I’m so excited to share with you this cookbook. It’s been in the back of my mind for many years now.
As you may know, there aren’t many cookbooks that focus on goat, let alone include it as an ingredient. The how-to cooking resources are pretty sparse as well.
While I didn’t grow up eating goat, I’ve learned a lot about the meat by simply learning from my farm customers who purchase our goat meat and friends and colleagues who work in the food space.
Wanting to know more, I’ve dove in the last few years and learned how to cook goat and prepare it in many different ways. I’ve learned a lot, and to be honest, I’m still learning. It’s a journey I love.
As a farmer who raises goats, it’s a privilege and honor to see the day-to-day work on the farm transform into food that not only nourishes families, but also brings back experiences of grandparents, family celebrations, and world travel.
I’ve been told I should write a cookbook for goat meat. This is a mini-cookbook of sorts, and my first approach to creating such a project.
I’m often asked what is my favorite way to enjoy goat. It’s a hard question to answer since goat can take on so many different flavor profiles from a wide range of cultural cuisines and cooking styles. That’s what I think I like the most about this animal protein, is its true versatility.

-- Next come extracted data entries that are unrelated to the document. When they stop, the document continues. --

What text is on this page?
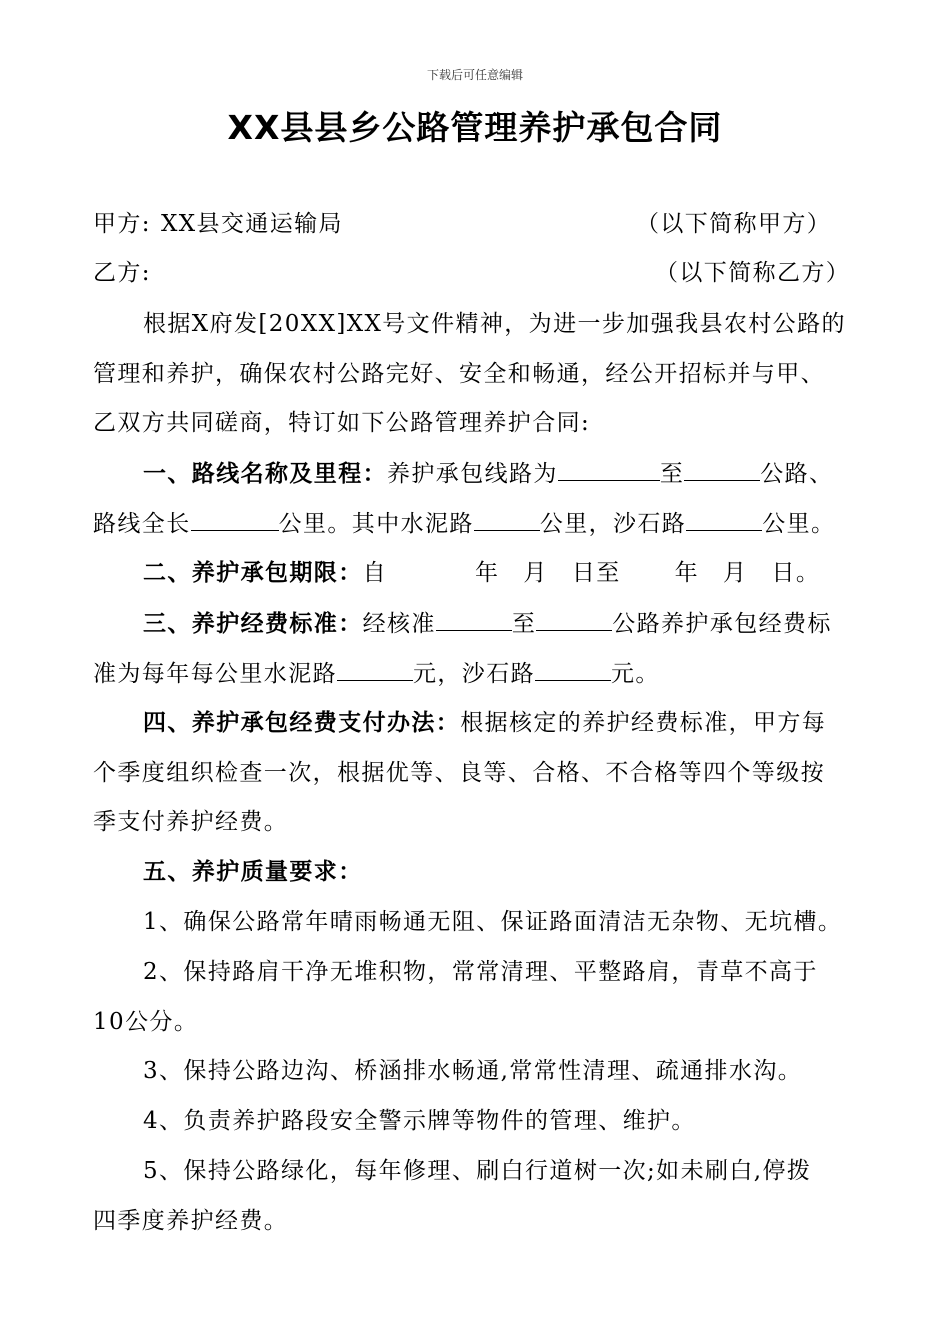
下载后可任意编辑
XX县县乡公路管理养护承包合同
甲方: XX县交通运输局	（以下简称甲方）
乙方:	（以下简称乙方）
根据X府发[20XX]XX号文件精神，为进一步加强我县农村公路的
管理和养护，确保农村公路完好、安全和畅通，经公开招标并与甲、
乙双方共同磋商，特订如下公路管理养护合同:
一、路线名称及里程：养护承包线路为	至	公路、
路线全长	公里。其中水泥路	公里，沙石路	公里。
二、养护承包期限：自	年 月 日至 年 月 日。
三、养护经费标准：经核准	至	公路养护承包经费标
准为每年每公里水泥路	元，沙石路	元。
四、养护承包经费支付办法：根据核定的养护经费标准，甲方每
个季度组织检查一次，根据优等、良等、合格、不合格等四个等级按
季支付养护经费。
五、养护质量要求：
1、确保公路常年晴雨畅通无阻、保证路面清洁无杂物、无坑槽。
2、保持路肩干净无堆积物，常常清理、平整路肩，青草不高于
10公分。
3、保持公路边沟、桥涵排水畅通,常常性清理、疏通排水沟。
4、负责养护路段安全警示牌等物件的管理、维护。
5、保持公路绿化，每年修理、刷白行道树一次;如未刷白,停拨
四季度养护经费。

Since goat is a lean protein it does really well in a slow and low style cooking approach, such as braising or stewing. The great part of this style of cooking is that it is fairly simple and is hard to not mess up.
Given that simplicity, I’m focusing this cookbook on meals that use a slow and low cooking method. Each recipe can use stew meat or a larger cut of meat cut into cubes. You can choose to use your oven, slow cooker or even an electric pressure cooker, such as an Instant Pot.
I hope you find this cookbook helpful in not only creating delicious meals with goat, but also useful in understanding more about the meat.